WWDC: Apple wants customers to talk like people, not robots

At its WWDC keynote, Apple hyped 'natural language' features that will let people ask Siri questions and search their devices in full sentences, rather than in keyword phrases.

Jeff Chiu/AP
Craig Federighi, Apple senior vice president of software engineering, speaks at the Apple Worldwide Developers Conference in San Francisco.

For years, Google, Yahoo, and Bing have nudged people to talk like robots. Studies show that the most effective search-engine queries trim out as many words as possible. If you want to learn about world politics, don't search for "define Argentine and British international relations." The best results come from typing in just "Britain Argentina." 

Apple is trying to reverse this trend of computer-speak by injecting more casual conversation into its software. At its annual Worldwide Developers Conference on Monday, Apple introduced several new apps and features designed with "natural language" in mind.

Apple senior vice president of software engineering Craig Federighi kicked off the show with a demonstration of the new Mac update, OS X El Capitan. The computer software lets people search for files and photos in the same way they would talk to a person. Mr. Federighi used Spotlight, the Mac's system-wide search tool, to say, "Get Mail from Brian about El Cap." The computer knew that "get mail" referred to his e-mail account, figured out that "Brian" was a person, and deduced that "El Cap" was short for "El Capitan."

These conversational touches carried over to the iPhone, iPad, and Apple Watch, as well.
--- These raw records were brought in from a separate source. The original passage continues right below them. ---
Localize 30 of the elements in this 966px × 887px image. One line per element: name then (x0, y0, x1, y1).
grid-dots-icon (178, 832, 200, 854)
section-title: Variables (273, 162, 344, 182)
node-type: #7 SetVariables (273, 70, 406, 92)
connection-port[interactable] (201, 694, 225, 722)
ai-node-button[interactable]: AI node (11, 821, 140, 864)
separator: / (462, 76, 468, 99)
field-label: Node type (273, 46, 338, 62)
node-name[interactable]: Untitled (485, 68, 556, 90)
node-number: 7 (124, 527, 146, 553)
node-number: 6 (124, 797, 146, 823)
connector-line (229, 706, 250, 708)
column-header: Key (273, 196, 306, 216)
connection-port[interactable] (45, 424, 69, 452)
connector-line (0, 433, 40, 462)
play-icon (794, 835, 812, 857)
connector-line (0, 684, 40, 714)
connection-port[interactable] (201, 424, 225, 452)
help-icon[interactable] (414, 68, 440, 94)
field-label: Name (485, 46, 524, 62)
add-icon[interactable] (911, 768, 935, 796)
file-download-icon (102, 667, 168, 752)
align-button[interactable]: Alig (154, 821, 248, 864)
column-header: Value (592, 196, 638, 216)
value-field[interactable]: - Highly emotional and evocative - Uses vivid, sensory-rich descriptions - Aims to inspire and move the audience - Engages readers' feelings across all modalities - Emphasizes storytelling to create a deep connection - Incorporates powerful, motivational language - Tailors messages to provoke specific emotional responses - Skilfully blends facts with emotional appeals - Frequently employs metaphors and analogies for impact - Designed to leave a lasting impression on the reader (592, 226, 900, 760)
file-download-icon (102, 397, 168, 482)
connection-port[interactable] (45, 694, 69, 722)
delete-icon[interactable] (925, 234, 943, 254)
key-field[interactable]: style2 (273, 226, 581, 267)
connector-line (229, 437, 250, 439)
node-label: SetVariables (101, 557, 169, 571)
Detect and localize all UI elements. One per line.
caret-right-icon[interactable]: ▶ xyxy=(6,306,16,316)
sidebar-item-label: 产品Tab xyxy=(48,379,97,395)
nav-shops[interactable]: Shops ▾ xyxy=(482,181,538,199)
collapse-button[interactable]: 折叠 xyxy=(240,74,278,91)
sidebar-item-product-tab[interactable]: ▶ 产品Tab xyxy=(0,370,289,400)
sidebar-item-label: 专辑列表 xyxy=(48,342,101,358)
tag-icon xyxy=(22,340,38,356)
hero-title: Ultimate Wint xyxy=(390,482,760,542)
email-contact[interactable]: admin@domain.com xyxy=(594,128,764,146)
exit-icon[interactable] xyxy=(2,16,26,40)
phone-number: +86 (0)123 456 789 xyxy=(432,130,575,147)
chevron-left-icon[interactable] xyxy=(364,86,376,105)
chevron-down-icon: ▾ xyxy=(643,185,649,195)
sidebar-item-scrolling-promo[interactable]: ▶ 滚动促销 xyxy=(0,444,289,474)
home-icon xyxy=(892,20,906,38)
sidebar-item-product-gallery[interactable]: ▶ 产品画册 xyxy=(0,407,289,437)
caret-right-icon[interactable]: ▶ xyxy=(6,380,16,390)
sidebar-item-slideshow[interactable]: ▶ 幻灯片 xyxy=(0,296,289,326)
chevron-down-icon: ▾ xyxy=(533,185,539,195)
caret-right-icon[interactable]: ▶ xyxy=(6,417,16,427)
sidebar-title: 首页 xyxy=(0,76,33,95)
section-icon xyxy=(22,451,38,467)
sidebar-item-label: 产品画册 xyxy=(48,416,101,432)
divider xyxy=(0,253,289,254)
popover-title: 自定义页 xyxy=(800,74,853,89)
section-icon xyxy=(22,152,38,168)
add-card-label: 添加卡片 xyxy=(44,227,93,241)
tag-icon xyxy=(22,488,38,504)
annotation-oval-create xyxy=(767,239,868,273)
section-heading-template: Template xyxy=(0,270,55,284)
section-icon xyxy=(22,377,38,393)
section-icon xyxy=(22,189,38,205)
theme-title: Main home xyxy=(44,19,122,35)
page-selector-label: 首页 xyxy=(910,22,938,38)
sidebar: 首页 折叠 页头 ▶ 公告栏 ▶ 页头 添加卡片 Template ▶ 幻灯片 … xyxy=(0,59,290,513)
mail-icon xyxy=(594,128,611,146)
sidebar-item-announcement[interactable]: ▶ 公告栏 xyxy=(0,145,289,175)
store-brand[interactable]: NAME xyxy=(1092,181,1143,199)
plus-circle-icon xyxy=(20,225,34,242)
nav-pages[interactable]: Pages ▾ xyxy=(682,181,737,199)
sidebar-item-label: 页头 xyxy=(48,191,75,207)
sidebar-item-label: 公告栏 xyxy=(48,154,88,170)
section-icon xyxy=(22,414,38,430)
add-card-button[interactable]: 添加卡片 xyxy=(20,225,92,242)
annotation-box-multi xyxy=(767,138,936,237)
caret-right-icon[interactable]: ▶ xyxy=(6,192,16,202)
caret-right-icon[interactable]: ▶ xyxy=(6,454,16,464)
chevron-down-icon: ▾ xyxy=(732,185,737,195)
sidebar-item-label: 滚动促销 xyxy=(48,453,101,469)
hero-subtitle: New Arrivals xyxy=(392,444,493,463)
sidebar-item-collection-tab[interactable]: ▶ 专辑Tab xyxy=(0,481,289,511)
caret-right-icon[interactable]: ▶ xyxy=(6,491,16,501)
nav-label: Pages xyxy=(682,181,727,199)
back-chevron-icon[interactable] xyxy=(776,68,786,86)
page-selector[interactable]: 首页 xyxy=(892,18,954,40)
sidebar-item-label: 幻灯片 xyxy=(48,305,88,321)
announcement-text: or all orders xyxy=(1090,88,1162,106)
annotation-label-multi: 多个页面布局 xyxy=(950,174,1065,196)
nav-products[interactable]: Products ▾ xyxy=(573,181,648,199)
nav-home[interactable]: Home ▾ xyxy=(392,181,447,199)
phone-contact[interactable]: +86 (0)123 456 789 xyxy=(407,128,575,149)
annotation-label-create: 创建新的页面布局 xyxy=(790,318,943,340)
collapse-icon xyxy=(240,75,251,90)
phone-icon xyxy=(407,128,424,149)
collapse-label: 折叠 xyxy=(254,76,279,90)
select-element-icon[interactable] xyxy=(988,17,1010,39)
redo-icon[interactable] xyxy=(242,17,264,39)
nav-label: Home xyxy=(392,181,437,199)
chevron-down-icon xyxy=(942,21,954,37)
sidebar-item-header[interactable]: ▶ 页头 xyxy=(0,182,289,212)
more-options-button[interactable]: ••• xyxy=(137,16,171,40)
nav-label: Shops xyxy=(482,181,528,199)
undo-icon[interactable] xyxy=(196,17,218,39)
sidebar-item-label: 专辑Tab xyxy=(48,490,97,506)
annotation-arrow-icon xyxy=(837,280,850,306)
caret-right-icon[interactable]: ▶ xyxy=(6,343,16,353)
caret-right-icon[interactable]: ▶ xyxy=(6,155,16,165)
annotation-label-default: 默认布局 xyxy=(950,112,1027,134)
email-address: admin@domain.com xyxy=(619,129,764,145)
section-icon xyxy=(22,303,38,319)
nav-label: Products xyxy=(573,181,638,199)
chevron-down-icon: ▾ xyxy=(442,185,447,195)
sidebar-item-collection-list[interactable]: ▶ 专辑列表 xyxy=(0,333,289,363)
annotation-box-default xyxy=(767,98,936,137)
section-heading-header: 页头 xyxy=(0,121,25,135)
For example:

  • Showing off the upcoming iOS 9, Federighi asked Siri, Apple's digital assistant, to "Show me photos from Utah last August.” Later in the show, he said, "Show me karaoke photos of Eddy."
  • While reading an article online, you can tell Siri, "Remind me about this later today." The software will know that "this" refers to whatever is open at the moment.
  • You can jump-start an exercise routine by saying, "Hey, Siri, start a 30-minute workout" or "Start a 300-calorie bike ride."
  • If an Apple device is tapped into smart-home appliances, such as Internet-connected security equipment or light bulbs, you can trigger certain commands vocally. On stage, they tried, "Hey, Siri, set the dinner scene," which presumably would lower or change the color of smart lights in the dining room. These settings will likely need to be spelled out ahead of time.
  • Siri can also play DJ, even with songs not on your device, thanks to the new Apple Music service. On stage, senior vice president of Internet software and services Eddy Cue, requested, "Play the top song from May, 1982," which queued up Joan Jett's "I Love Rock and Roll."

Designing this kind of software isn't easy. For "natural language" commands to work, Apple needs to not only nail vocal recognition, but also map out the dozens, if not hundreds, of different ways that humans talk. Even within a single language, phrases and idioms can vary widely. Google has had a leg-up in this regard. When people type queries into its search engine, the company can monitor what people click on and whether they refine the search terms along the way. With years of data about what people ultimately clicked on, Google can go back and track the numerous ways that different people request the same thing. It's unclear whether Apple has tapped into a similar vein of data, or whether the company hired people to brainstorm and teach Siri as many different commands as they could.

Either way, Federighi told the WWDC crowd that Siri has refined its listening skills over the past year. In iOS 9, he says, Siri responds 40 percent faster than in iOS 8. And its word-error rate is down to 5 percent, 40 percent lower than the current software.

Of course, with 1 billion Siri requests logged each week, a 5-percent error rate leaves room for plenty of mistakes. Even at Apple's highly polished keynote, Siri goofed up. During the demo of Apple Music, Mr. Cue asked Siri to "Play the song from 'Selma.' " The software instead loaded up "Selene" by Imagine Dragons. Cue needed to ask a second time before it played the Academy Award-winning song from the film "Selma."